Le 16 octobre 1689, soit environ deux mois après le massacre de Lachine en août 1689, les Français gagnent une bataille petite mais nécessaire pour soulever les esprits de la population.Après le massacre, des Iroquois continuèrent leurs attaques dans le voisinage de l’île de Montréal, mais les autorités de la colonie décidèrent d’attendre.
Ce n’est qu’au milieu d’octobre que le gouvernement Denonville envoie Dulhut et d’Ailleboust de Manthet en éclaireurs.

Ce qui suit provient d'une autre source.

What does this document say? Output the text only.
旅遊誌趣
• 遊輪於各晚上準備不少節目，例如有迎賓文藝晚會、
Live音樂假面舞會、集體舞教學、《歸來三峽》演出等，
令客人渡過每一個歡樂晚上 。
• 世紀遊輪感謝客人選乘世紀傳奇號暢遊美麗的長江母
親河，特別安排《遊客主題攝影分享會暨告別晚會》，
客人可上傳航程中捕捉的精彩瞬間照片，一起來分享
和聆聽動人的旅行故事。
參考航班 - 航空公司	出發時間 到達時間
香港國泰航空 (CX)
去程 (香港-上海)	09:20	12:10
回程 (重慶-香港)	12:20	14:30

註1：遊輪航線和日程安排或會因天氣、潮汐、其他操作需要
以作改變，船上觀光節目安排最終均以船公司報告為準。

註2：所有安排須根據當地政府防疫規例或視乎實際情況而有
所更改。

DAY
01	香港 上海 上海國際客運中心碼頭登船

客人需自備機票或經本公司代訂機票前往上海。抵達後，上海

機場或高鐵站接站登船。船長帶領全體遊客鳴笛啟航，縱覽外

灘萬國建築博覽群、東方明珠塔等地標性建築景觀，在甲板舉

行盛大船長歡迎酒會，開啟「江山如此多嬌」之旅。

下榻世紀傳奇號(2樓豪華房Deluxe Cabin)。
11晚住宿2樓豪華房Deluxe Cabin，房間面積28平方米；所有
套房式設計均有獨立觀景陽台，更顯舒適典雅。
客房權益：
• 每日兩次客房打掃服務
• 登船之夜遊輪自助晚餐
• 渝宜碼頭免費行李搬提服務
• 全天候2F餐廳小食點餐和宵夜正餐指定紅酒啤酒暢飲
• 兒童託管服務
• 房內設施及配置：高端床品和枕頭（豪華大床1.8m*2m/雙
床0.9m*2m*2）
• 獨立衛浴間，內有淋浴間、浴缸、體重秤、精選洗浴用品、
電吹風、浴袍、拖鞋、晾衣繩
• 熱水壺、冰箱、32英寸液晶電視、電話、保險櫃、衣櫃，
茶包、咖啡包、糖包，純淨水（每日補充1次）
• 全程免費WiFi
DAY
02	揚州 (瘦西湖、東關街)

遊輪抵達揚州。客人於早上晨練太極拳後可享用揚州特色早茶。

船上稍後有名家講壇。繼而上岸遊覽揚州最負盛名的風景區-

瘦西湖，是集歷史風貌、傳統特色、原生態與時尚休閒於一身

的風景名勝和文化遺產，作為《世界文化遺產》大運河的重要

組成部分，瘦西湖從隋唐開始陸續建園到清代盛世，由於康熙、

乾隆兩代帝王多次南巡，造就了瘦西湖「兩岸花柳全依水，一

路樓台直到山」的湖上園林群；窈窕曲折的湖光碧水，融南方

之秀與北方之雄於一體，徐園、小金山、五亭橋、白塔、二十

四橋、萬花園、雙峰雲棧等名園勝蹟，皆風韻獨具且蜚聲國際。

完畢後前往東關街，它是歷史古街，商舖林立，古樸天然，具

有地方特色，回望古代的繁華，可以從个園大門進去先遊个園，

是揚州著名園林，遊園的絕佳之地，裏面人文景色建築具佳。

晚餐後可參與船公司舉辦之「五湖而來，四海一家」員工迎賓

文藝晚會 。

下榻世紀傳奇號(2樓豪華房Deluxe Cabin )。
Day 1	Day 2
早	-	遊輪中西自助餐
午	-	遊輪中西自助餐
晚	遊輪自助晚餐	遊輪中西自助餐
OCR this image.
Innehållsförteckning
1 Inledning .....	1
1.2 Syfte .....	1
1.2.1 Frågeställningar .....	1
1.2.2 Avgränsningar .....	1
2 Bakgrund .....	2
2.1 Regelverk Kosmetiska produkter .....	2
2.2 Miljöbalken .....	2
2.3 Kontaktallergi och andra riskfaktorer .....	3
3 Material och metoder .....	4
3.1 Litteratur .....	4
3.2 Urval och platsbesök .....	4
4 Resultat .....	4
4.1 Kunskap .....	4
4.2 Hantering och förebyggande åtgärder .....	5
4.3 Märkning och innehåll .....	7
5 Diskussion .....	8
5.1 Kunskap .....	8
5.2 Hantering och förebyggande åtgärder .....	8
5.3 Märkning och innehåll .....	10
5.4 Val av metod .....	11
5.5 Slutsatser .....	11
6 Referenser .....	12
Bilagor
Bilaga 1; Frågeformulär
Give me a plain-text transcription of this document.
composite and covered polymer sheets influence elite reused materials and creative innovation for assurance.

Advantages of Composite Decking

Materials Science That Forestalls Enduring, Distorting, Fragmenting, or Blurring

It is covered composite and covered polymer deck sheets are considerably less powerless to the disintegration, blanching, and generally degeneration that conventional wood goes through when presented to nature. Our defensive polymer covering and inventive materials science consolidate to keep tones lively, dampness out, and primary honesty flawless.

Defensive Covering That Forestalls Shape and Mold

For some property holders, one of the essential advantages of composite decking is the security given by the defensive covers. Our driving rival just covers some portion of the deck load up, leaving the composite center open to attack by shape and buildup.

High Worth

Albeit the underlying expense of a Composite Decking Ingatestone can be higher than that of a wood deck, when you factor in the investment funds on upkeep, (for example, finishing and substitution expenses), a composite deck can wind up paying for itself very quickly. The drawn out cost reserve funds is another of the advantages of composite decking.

Ils sont accompagnés de 28 soldats.
Au lac des Deux-Montagnes, le groupe tombe sur un parti de 22 Iroquois qui voyagent en canot. Une bataille s’engage.

Du Lhut fait placer ses canots à la suite l’un de l’autre, de manière à ce que les adversaires aient le soleil dans les yeux. Ceux-ci attaquèrent les premiers, mais sans succès. C’est alors que chaque canot des Français fonçant vers les Tsonnontouans, chacun vise l’un de ceux-ci.
Au cours du combat, Frontenac arrive avec des renforts et les Iroquois croient prudent de retourner dans leur pays, amenant les prisonniers français, faits à Lachine, pour les torturer ou pour les adopter.
18 Iroquois sont morts dans la bataille et trois sont fait prisonniers. Un se sauve à la nage.
Des prisonniers, l’un fut brûlé par les Algonquins, les alliés des Français (c’étaient les usages du temps et rien ne pouvait empêcher cette procédure) et les deux autres sont envoyés à Québec, sur l’ordre du gouverneur.
Les héros de la bataille des Deux-Montagnes furent Daniel Graysolon Du Lhut et Nicolas d’Ailleboust de Manthet, deux amis, coureurs de bois et découvreurs.
Ce premier succès redonna confiance aux habitants de la colonie.